La 6G, quelle utilité ?
Alors que les opérateurs téléphoniques français déploient à peine leurs premiers forfaits 5G, la 6G est déjà dans les starting-blocks. Cette technologie de communication n’en est pourtant pas à ses premières heures. Depuis les années 1990, la 2G a fait son apparition sur les différents territoires et permet une connectivité au monde de n’importe où. C’est une petite révolution qui met en place ce que l’on appelle aujourd’hui l’hyper connectivité. En effet, il n’est plus un moment sans qu’un appareil vibre autour de nous. On ne va cependant pas remonter aux pigeons voyageurs mais hier l’information était attendue, non pas car ce que la lettre était difficile à écrire ou que le papier manquait mais bel et bien car le transport était un facteur limitant. Nous nous complaisons aujourd’hui dans l’instantanéité (ou tout du moins celle que l’on connaît avant d’en goûter une autre) et nous ne pouvons-nous satisfaire que d’elle. Dans certaines situations, l’apport de cette technologie est colossal comme pour alerter la population de tsunamis, mais dans d’autres, nous sommes en droit de nous poser la question : que va-t-il m’arriver si je reçois mon livre dans trois jours plutôt que demain ? Oui, très bien, je pars en voyage mais n’en avais-je pas d’autres à emporter ? Finalement, nous qui voulons toujours empêcher l’imprévu, nous ne recherchons pas plus les causes que les moyens de rattraper les conséquences. Après avoir vu plusieurs nuances, rentrons dans le vif du sujet en commençant par présenter les différentes générations de communication mobile.

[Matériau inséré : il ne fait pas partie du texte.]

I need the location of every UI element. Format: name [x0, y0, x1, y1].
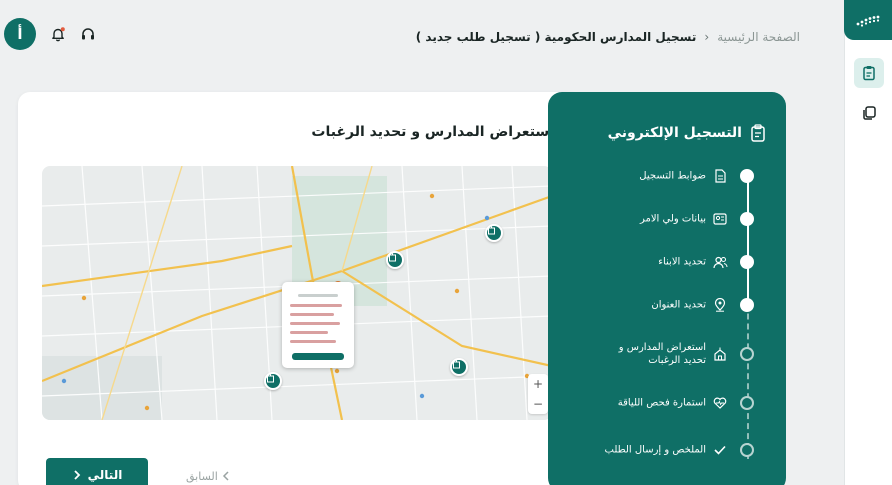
school-icon — [267, 374, 274, 383]
school-marker[interactable] — [386, 251, 404, 269]
step-select-children[interactable]: تحديد الابناء — [584, 242, 774, 282]
step-status-dot — [740, 443, 754, 457]
school-icon — [712, 346, 728, 362]
breadcrumb-home-link[interactable]: الصفحة الرئيسية — [717, 30, 800, 44]
previous-button[interactable]: السابق — [186, 466, 230, 485]
step-status-dot — [740, 298, 754, 312]
breadcrumb: الصفحة الرئيسية ‹ تسجيل المدارس الحكومية… — [416, 30, 800, 44]
previous-button-label: السابق — [186, 469, 218, 483]
step-summary-submit[interactable]: الملخص و إرسال الطلب — [584, 430, 774, 470]
document-icon — [712, 168, 728, 184]
popup-text-line — [290, 322, 340, 325]
clipboard-icon — [863, 66, 875, 81]
support-button[interactable] — [78, 24, 98, 44]
bell-icon — [52, 27, 65, 42]
step-label: بيانات ولي الامر — [639, 213, 706, 225]
zoom-control: + − — [528, 374, 548, 414]
zoom-in-button[interactable]: + — [528, 374, 548, 394]
school-icon — [389, 253, 396, 262]
popup-select-button[interactable] — [292, 353, 344, 360]
step-registration-rules[interactable]: ضوابط التسجيل — [584, 156, 774, 196]
users-icon — [712, 254, 728, 270]
check-icon — [712, 442, 728, 458]
heart-pulse-icon — [712, 395, 728, 411]
side-rail — [844, 0, 892, 485]
popup-text-line — [290, 340, 336, 343]
registration-stepper: التسجيل الإلكتروني ضوابط التسجيل بيانات … — [548, 92, 786, 485]
step-label: استعراض المدارس و تحديد الرغبات — [618, 342, 706, 366]
step-status-dot — [740, 169, 754, 183]
school-marker[interactable] — [264, 372, 282, 390]
stepper-title-text: التسجيل الإلكتروني — [607, 125, 742, 141]
next-button[interactable]: التالي — [46, 458, 148, 485]
step-browse-schools[interactable]: استعراض المدارس و تحديد الرغبات — [584, 334, 774, 374]
rail-registration-button[interactable] — [854, 58, 884, 88]
zoom-out-button[interactable]: − — [528, 394, 548, 414]
step-status-dot — [740, 347, 754, 361]
chevron-right-icon — [74, 470, 80, 480]
popup-text-line — [290, 331, 328, 334]
headset-icon — [82, 28, 94, 40]
step-status-dot — [740, 212, 754, 226]
step-status-dot — [740, 396, 754, 410]
popup-title-line — [298, 294, 338, 297]
school-info-popup — [282, 282, 354, 368]
id-card-icon — [712, 211, 728, 227]
step-status-dot — [740, 255, 754, 269]
popup-text-line — [290, 304, 342, 307]
step-select-address[interactable]: تحديد العنوان — [584, 285, 774, 325]
school-marker[interactable] — [485, 224, 503, 242]
page-title: استعراض المدارس و تحديد الرغبات — [311, 124, 554, 140]
chevron-left-icon: ‹ — [704, 30, 710, 44]
avatar[interactable]: أ — [4, 18, 36, 50]
location-icon — [712, 297, 728, 313]
app-logo[interactable] — [844, 0, 892, 40]
top-header: أ الصفحة الرئيسية ‹ تسجيل المدارس الحكوم… — [0, 0, 844, 74]
chevron-left-icon — [222, 471, 229, 481]
next-button-label: التالي — [87, 468, 123, 482]
step-label: ضوابط التسجيل — [639, 170, 706, 182]
school-marker[interactable] — [450, 358, 468, 376]
main-card: استعراض المدارس و تحديد الرغبات + − التا… — [18, 92, 580, 485]
schools-map[interactable]: + − — [42, 166, 552, 420]
popup-text-line — [290, 313, 334, 316]
stepper-title: التسجيل الإلكتروني — [608, 124, 766, 142]
breadcrumb-current: تسجيل المدارس الحكومية ( تسجيل طلب جديد … — [415, 30, 697, 44]
rail-requests-button[interactable] — [854, 98, 884, 128]
step-fitness-form[interactable]: استمارة فحص اللياقة — [584, 383, 774, 423]
notifications-button[interactable] — [48, 24, 68, 44]
step-guardian-info[interactable]: بيانات ولي الامر — [584, 199, 774, 239]
step-label: استمارة فحص اللياقة — [617, 397, 706, 409]
step-label: تحديد العنوان — [651, 299, 706, 311]
school-icon — [488, 226, 495, 235]
clipboard-icon — [751, 124, 765, 142]
step-label: تحديد الابناء — [658, 256, 706, 268]
school-icon — [453, 360, 460, 369]
copy-icon — [863, 106, 876, 120]
logo-dots-icon — [856, 15, 880, 27]
step-label: الملخص و إرسال الطلب — [604, 444, 706, 456]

Plutôt que de vous présenter les unes après les autres ces générations, je vous propose plutôt ce schéma personnel. Pour bien le comprendre je vous ai fait apparaitre les différents chiffres, leur date, leur débit (« q » en kbits/s), les fréquences sur lesquelles se repose la technologie et enfin, le plus important, le potentiel d’utilisation. Pour ce qui est de la 6G, les données sont hypothétiques.
De ce schéma nous pouvons tirer de très nombreux enseignements :
- Tout d’abord il y a pour le moment une évolution des technologies toutes les décennies mais il ne faut pas s’y méprendre, passer d’une génération à une autre n’est pas simple. Tout d’abord, il faut poser des normes, puis définir les architectures (sans cesse renouvelées), c’est donc un dur labeur qui plus est, international. Enfin, il faut mettre en place le nouveau réseau.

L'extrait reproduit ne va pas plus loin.